I have set the config.json like this:
{ "train_config": { "output_directory": "outdir", "epochs": 10000000, "optim_algo": "RAdam", "learning_rate": 1e-3, "weight_decay": 1e-6, "grad_clip_val": 1, "sigma": 1.0, "iters_per_checkpoint": 1000, "batch_size": 8, "seed": 1234, "checkpoint_path": "", "ignore_layers": [], "finetune_layers": [], "include_layers": ["speaker", "encoder", "embedding"], "warmstart_checkpoint_path": "", "with_tensorboard": true, "fp16_run": true }, "data_config": { "training_files": "filelists/pen_train.txt", "validation_files": "filelists/pen_val.txt", "text_cleaners": ["flowtron_cleaners"], "p_arpabet": 0.5, "cmudict_path": "data/cmudict_dictionary", "sampling_rate": 22050, "filter_length": 1024, "hop_length": 256, "win_length": 1024, "mel_fmin": 0.0, "mel_fmax": 8000.0, "max_wav_value": 32768.0, "use_attn_prior": true, "attn_prior_threshold": 1e-4, "keep_ambiguous": false }, "dist_config": { "dist_backend": "nccl", "dist_url": "tcp://localhost:54321" }, "model_config": { "n_speakers": 2311, "n_speaker_dim": 128, "n_text": 185, "n_text_dim": 512, "n_flows": 2, "n_mel_channels": 80, "n_attn_channels": 640, "n_hidden": 1024, "n_lstm_layers": 2, "mel_encoder_n_hidden": 512, "n_components": 0, "mean_scale": 0.0, "fixed_gaussian": true, "dummy_speaker_embedding": false, "use_gate_layer": true, "use_cumm_attention": false } }
And executing the following command:
python train.py -c config.json -p train_config.finetune_layers=["speaker_embedding.weight"] train_config.warmstart_checkpoint_path="models/flowtron_libritts2p3k.pt"
and for inference:
python inference.py -c config.json -f outdir/model_9000 -w models/waveglow_256channels_universal_v5.pt -t "It is well know that deep generative models have a deep latent space!" -i 40
Note: I have speaker ID set as 40 in my file_list.

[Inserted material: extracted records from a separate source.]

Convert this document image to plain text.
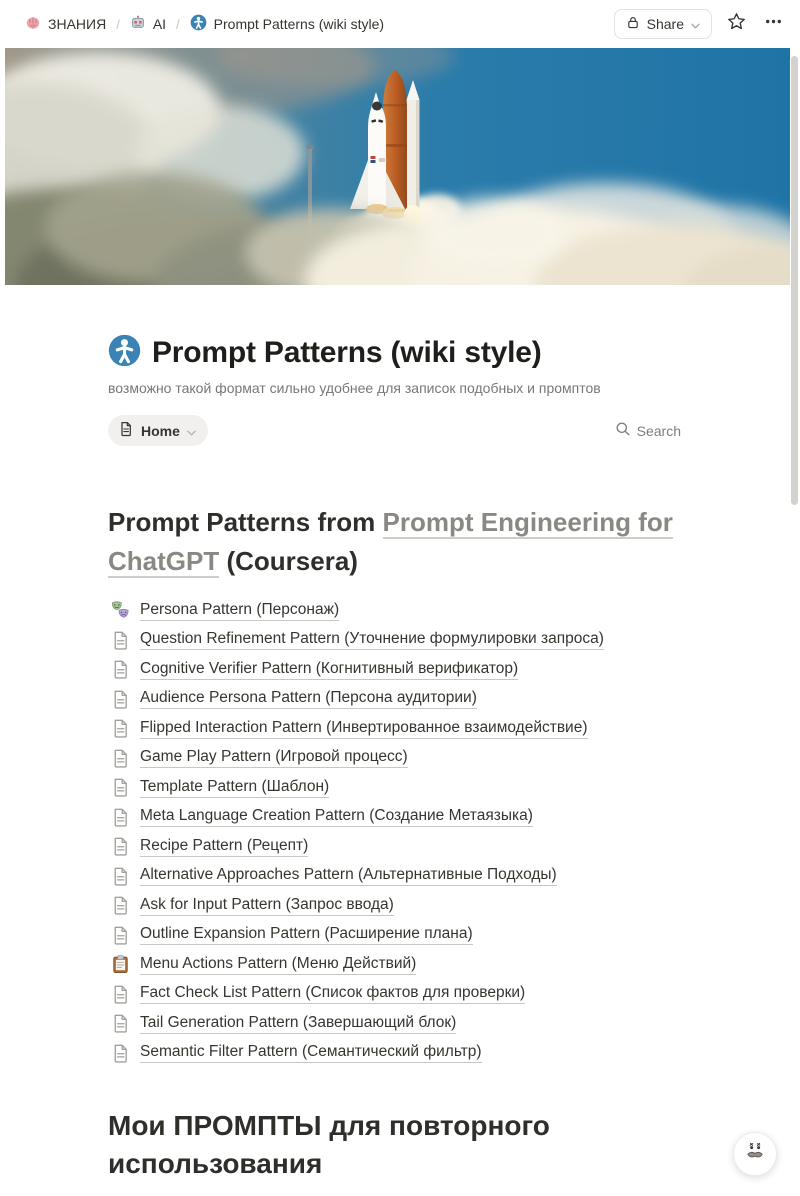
ЗНАНИЯ / AI / Prompt Patterns (wiki style)	Share
Prompt Patterns (wiki style)
возможно такой формат сильно удобнее для записок подобных и промптов
Home	Search
Prompt Patterns from Prompt Engineering for ChatGPT (Coursera)
Persona Pattern (Персонаж)
Question Refinement Pattern (Уточнение формулировки запроса)
Cognitive Verifier Pattern (Когнитивный верификатор)
Audience Persona Pattern (Персона аудитории)
Flipped Interaction Pattern (Инвертированное взаимодействие)
Game Play Pattern (Игровой процесс)
Template Pattern (Шаблон)
Meta Language Creation Pattern (Создание Метаязыка)
Recipe Pattern (Рецепт)
Alternative Approaches Pattern (Альтернативные Подходы)
Ask for Input Pattern (Запрос ввода)
Outline Expansion Pattern (Расширение плана)
Menu Actions Pattern (Меню Действий)
Fact Check List Pattern (Список фактов для проверки)
Tail Generation Pattern (Завершающий блок)
Semantic Filter Pattern (Семантический фильтр)
Мои ПРОМПТЫ для повторного использования
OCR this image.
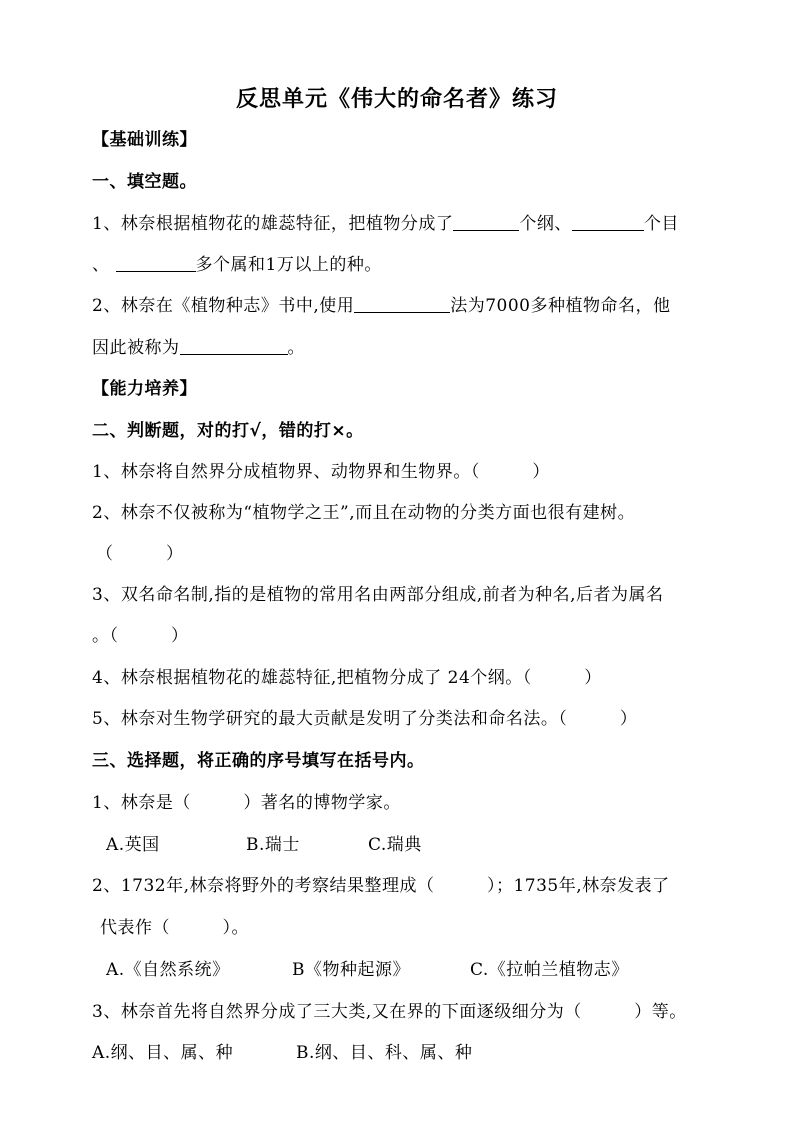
反思单元《伟大的命名者》练习
【基础训练】
一、填空题。
1、林奈根据植物花的雄蕊特征，把植物分成了	个纲、	个目
、	多个属和1万以上的种。
2、林奈在《植物种志》书中,使用	法为7000多种植物命名，他
因此被称为	。
【能力培养】
二、判断题，对的打√，错的打×。
1、林奈将自然界分成植物界、动物界和生物界。（　　　）
2、林奈不仅被称为“植物学之王”,而且在动物的分类方面也很有建树。
（　　　）
3、双名命名制,指的是植物的常用名由两部分组成,前者为种名,后者为属名
。（　　　）
4、林奈根据植物花的雄蕊特征,把植物分成了 24个纲。（　　　）
5、林奈对生物学研究的最大贡献是发明了分类法和命名法。（　　　）
三、选择题，将正确的序号填写在括号内。
1、林奈是（　　　）著名的博物学家。
A.英国	B.瑞士	C.瑞典
2、1732年,林奈将野外的考察结果整理成（　　　）；1735年,林奈发表了
代表作（　　　）。
A.《自然系统》	B《物种起源》	C.《拉帕兰植物志》
3、林奈首先将自然界分成了三大类,又在界的下面逐级细分为（　　　）等。
A.纲、目、属、种	B.纲、目、科、属、种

I don't know how to go about the 2-stage training. I just let it train once, and then call inference. However, my results are really bad. Would really appreciate if you can guide me a bit about training/ and if my config.json looks fine. And how many steps should I train before stopping, from the validation and train loss it looks fine as both are going down. I don't know how to interpret the attention plots though.
What's the GPU memory requirements to run this model? Doesn't look like I can run it on a 8GB 2070 Super even if I reduce batch size to 1. Any other ways to squeeze into this memory?
What's the GPU memory requirements to run this model? Doesn't look like I can run it on a 8GB 2070 Super even if I reduce batch size to 1. Any other ways to squeeze into this memory?
See my answer to #119
@shehrum you need to first train with the attention prior enabled and then disable it and resume training once the attention looks good.
do you mean this setting?
attention prior enabled
"use_attn_prior": **true**,
"attn_prior_threshold": 0.0,
"prior_cache_path": "/attention_prior_cache",
then disable it
"use_attn_prior": **false**,
"attn_prior_threshold": 0.0,
"prior_cache_path": "/attention_prior_cache",
thx for info.
actually, i tried
Fine-tuning for few-shot speech synthesis sid0_sigma0.5_attnlayer0 has a clear attn map, while, sid0_sigma0.5_attnlayer1 failed to form a clear attn map.